Why is there so much junk circling our home when the first man- made object to orbit Earth was launched less than 50 years ago?

It's not litter: Despite the highly publicized dropping of two bolts into the void last week during extra vehicular activity, very little space debris is the fault of messy astronauts, says John Pike, director of GlobalSecurity.org, an intelligence Web site.

Rocket waste: The bulk of the mess is from launches. Debris is created when a spacecraft separates from its booster rockets and when a rocket explodes into hundreds of fragments.

Satellites: A defunct satellite is debris, too. And there are about 2,000 inert satellites - compared with 819 active ones - orbiting the Earth, according to the Union of Concerned Scientists.

Shooting stars? "If you were to go out in the early evening or early pre-dawn morning and look up in the sky, of the fast moving objects that you see, maybe half of them are going to be active satellites, and maybe half of them are going to be derelict satellites," Pike says. "Those will be the largest pieces of space debris."

Slippery fingers

Oops: Astronauts have left a wide variety of items in space, mostly by accident.

The first spacewalker, Ed White, dropped a spare glove. That was in 1965. Last July, Piers Sellers dropped a spatula. "Spatsat" should fall into the atmosphere and burn up sometime next month.

Pike says a ham sandwich was once lost in space.

On purpose: Matney says NASA purposely released a space suit (SuitSat) this year for research purposes, and it re-entered the Earth's atmosphere on Sept. 2. And Russian cosmonauts living on the space station Mir used to toss their trash bags overboard.

What happens

Burn up: Objects in lower orbits, a couple of hundred miles above Earth, will likely burn up in a short time because of atmospheric drag, Pike says.
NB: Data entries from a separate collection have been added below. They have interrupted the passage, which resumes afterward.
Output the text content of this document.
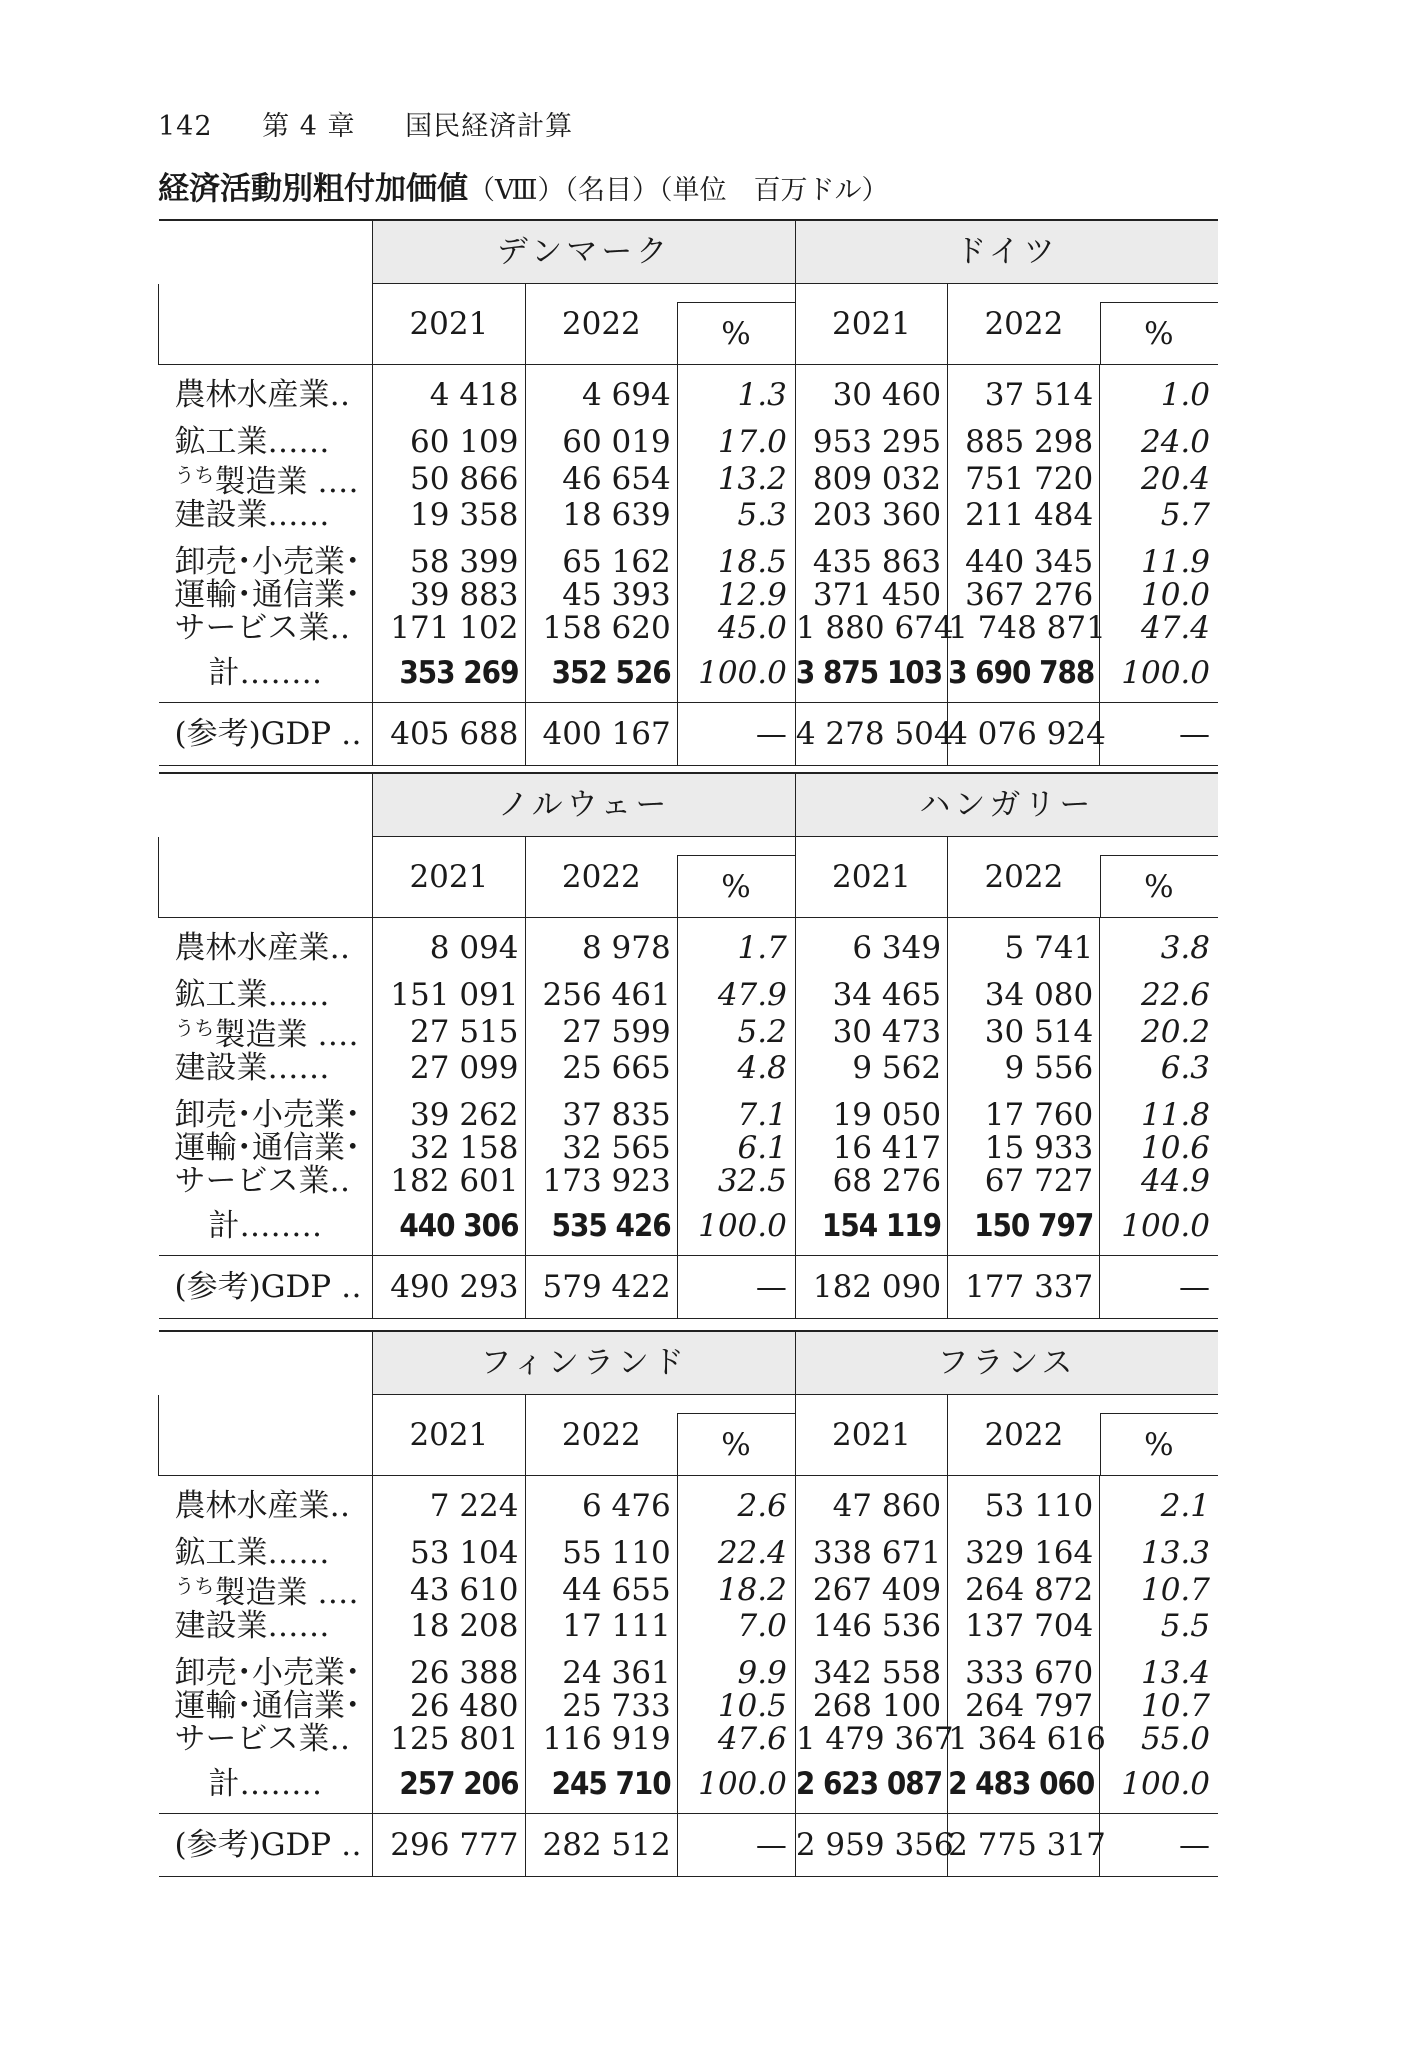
142 第 4 章 国民経済計算
経済活動別粗付加価値（Ⅷ）（名目）（単位　百万ドル）

	デンマーク			ドイツ		
	2021	2022	%	2021	2022	%
農林水産業‥	4 418	4 694	1.3	30 460	37 514	1.0

鉱工業‥‥‥	60 109	60 019	17.0	953 295	885 298	24.0
$^{うち}$製造業 ‥‥	50 866	46 654	13.2	809 032	751 720	20.4
建設業‥‥‥	19 358	18 639	5.3	203 360	211 484	5.7

卸売･小売業･	58 399	65 162	18.5	435 863	440 345	11.9
運輸･通信業･	39 883	45 393	12.9	371 450	367 276	10.0
サービス業‥	171 102	158 620	45.0	1 880 674	1 748 871	47.4
計‥‥‥‥	353 269	352 526	100.0	3 875 103	3 690 788	100.0
(参考)GDP ‥	405 688	400 167	—	4 278 504	4 076 924	—

	ノルウェー			ハンガリー		
	2021	2022	%	2021	2022	%
農林水産業‥	8 094	8 978	1.7	6 349	5 741	3.8

鉱工業‥‥‥	151 091	256 461	47.9	34 465	34 080	22.6
$^{うち}$製造業 ‥‥	27 515	27 599	5.2	30 473	30 514	20.2
建設業‥‥‥	27 099	25 665	4.8	9 562	9 556	6.3

卸売･小売業･	39 262	37 835	7.1	19 050	17 760	11.8
運輸･通信業･	32 158	32 565	6.1	16 417	15 933	10.6
サービス業‥	182 601	173 923	32.5	68 276	67 727	44.9
計‥‥‥‥	440 306	535 426	100.0	154 119	150 797	100.0
(参考)GDP ‥	490 293	579 422	—	182 090	177 337	—

	フィンランド			フランス		
	2021	2022	%	2021	2022	%
農林水産業‥	7 224	6 476	2.6	47 860	53 110	2.1

鉱工業‥‥‥	53 104	55 110	22.4	338 671	329 164	13.3
$^{うち}$製造業 ‥‥	43 610	44 655	18.2	267 409	264 872	10.7
建設業‥‥‥	18 208	17 111	7.0	146 536	137 704	5.5

卸売･小売業･	26 388	24 361	9.9	342 558	333 670	13.4
運輸･通信業･	26 480	25 733	10.5	268 100	264 797	10.7
サービス業‥	125 801	116 919	47.6	1 479 367	1 364 616	55.0
計‥‥‥‥	257 206	245 710	100.0	2 623 087	2 483 060	100.0
(参考)GDP ‥	296 777	282 512	—	2 959 356	2 775 317	—
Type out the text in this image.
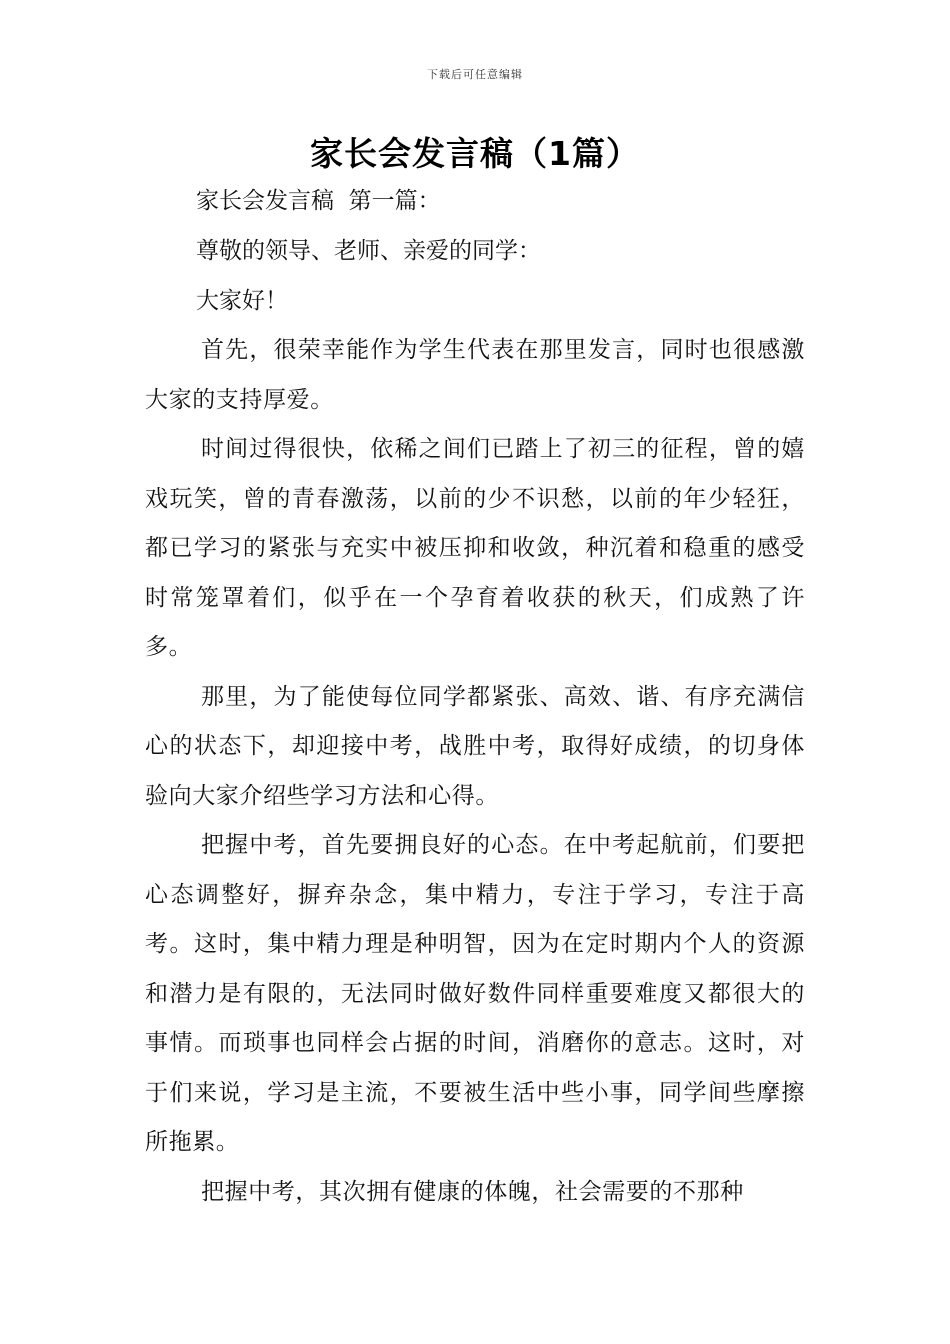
下载后可任意编辑
家长会发言稿（1篇）

家长会发言稿  第一篇：

尊敬的领导、老师、亲爱的同学：

大家好！

首先，很荣幸能作为学生代表在那里发言，同时也很感激大家的支持厚爱。

时间过得很快，依稀之间们已踏上了初三的征程，曾的嬉戏玩笑，曾的青春激荡，以前的少不识愁，以前的年少轻狂，都已学习的紧张与充实中被压抑和收敛，种沉着和稳重的感受时常笼罩着们，似乎在一个孕育着收获的秋天，们成熟了许多。

那里，为了能使每位同学都紧张、高效、谐、有序充满信心的状态下，却迎接中考，战胜中考，取得好成绩，的切身体验向大家介绍些学习方法和心得。

把握中考，首先要拥良好的心态。在中考起航前，们要把心态调整好，摒弃杂念，集中精力，专注于学习，专注于高考。这时，集中精力理是种明智，因为在定时期内个人的资源和潜力是有限的，无法同时做好数件同样重要难度又都很大的事情。而琐事也同样会占据的时间，消磨你的意志。这时，对于们来说，学习是主流，不要被生活中些小事，同学间些摩擦所拖累。

把握中考，其次拥有健康的体魄，社会需要的不那种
The bolts lost by the Atlantis crew this week will probably last six months, Matney says.

Hang around: But objects at higher orbits, in the 1,000-mile range and up, could float friction-free for hundreds of years.

Cleaning up

Pack in, pack out: It's been U.S. policy since 1988 to minimize the amount of junk put in space. Russia, Japan, France and the European Space Agency have similar policies as well. One thing these countries have agreed to do, Pike says, is to design upper-stage rockets that vent their residual fuel, which keeps them from exploding.